The Miryang River is a tributary of the Nakdong River which flows through Miryang. It rises in Ulsan, on the slopes of Gohyeonsan, and flows for 101.5 kilometers before joining the Nakdong in Miryang's Samnangjin-eup. Its narrower upper reaches are often called the Miryangcheon, or "Miryang Stream."

The Miryang River watershed covers 1,421.26 km^{2}. Important tributaries include the Cheongdocheon, flowing south from Cheongdo, and the Dongchangcheon flowing out of Gyeongju.

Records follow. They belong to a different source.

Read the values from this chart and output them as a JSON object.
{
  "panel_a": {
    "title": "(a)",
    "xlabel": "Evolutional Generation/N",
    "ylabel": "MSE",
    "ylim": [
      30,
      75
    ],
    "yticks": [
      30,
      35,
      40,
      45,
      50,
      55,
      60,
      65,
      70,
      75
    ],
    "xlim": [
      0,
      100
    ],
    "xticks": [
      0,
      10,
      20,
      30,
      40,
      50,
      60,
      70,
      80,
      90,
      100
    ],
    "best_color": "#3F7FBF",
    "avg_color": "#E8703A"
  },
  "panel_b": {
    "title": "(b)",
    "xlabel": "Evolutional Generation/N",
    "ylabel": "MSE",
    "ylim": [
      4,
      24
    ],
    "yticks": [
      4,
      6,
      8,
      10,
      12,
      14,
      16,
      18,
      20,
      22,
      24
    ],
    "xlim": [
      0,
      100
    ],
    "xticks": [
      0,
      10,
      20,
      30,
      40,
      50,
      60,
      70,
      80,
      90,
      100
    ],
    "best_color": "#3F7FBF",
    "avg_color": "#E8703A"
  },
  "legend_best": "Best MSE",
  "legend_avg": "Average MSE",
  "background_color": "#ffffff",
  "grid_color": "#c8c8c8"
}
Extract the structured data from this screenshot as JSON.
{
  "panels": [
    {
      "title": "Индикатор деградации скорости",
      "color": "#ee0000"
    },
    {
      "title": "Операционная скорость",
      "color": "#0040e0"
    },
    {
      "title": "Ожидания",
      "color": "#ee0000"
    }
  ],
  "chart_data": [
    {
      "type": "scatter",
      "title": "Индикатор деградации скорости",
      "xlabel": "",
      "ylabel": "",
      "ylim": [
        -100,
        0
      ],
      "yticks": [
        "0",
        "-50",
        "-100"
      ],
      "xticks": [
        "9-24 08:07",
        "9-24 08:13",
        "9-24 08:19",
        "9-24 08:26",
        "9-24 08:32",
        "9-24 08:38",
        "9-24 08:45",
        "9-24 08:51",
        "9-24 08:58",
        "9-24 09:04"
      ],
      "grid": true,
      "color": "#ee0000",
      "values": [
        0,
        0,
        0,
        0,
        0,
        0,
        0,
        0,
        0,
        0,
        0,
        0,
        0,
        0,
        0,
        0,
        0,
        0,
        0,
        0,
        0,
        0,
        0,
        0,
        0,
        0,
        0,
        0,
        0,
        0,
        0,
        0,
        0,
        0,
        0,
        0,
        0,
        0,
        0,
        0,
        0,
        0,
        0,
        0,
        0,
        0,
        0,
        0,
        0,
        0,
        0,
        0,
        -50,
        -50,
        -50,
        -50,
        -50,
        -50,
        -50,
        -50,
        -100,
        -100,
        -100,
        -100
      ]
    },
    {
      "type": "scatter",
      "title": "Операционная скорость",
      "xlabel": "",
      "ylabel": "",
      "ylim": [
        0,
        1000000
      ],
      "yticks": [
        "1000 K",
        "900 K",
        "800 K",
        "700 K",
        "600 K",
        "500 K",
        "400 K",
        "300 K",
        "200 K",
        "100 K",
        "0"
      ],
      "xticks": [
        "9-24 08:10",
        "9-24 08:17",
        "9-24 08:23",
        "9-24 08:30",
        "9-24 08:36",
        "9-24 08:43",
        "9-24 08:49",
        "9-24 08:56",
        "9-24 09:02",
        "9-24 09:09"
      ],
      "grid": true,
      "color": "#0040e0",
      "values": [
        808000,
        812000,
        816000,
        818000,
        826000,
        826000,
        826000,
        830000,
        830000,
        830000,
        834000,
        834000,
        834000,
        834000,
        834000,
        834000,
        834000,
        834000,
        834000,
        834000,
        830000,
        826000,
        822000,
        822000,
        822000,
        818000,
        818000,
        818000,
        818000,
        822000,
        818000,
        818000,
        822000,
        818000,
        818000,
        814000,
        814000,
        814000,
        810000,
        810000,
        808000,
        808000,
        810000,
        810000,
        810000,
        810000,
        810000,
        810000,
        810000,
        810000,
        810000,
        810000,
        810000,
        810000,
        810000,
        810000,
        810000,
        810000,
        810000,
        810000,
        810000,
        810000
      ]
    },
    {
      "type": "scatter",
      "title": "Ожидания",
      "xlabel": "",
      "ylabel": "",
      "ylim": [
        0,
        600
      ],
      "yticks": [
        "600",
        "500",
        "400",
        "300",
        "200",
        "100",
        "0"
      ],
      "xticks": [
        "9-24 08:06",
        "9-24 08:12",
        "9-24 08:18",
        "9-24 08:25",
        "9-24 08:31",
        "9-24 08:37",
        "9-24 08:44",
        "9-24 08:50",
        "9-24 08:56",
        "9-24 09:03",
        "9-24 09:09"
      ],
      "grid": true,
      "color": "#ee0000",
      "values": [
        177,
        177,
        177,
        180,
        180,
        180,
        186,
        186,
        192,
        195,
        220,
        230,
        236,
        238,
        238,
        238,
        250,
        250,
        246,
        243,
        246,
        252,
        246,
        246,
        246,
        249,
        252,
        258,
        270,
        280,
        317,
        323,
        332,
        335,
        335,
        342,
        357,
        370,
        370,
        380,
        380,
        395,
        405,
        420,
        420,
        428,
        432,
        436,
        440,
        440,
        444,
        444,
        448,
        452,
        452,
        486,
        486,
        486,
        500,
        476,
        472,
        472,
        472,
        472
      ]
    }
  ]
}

Most of the Miryang River valley is occupied by rice fields, but great oxbow curve which flows through downtown Miryang has long been used for recreational purposes. In addition to a riverwalk and open-air arena, the river is overlooked by the famous Yeongnamnu pavilion, which dates from the Joseon period. The Arang pavilion also overlooks the river in this area, as does the Miryang City Museum. Other nearby attractions include the Yeongnam Alps, which run along the eastern flank of the river's lower reaches.

The region just above the confluence of the Miryang and Nakdong rivers is called the Miryang Plain, 4 km wide at its widest point. This area is known for its fertile soil, and is home to numerous orchards and vegetable farms in addition to rice fields.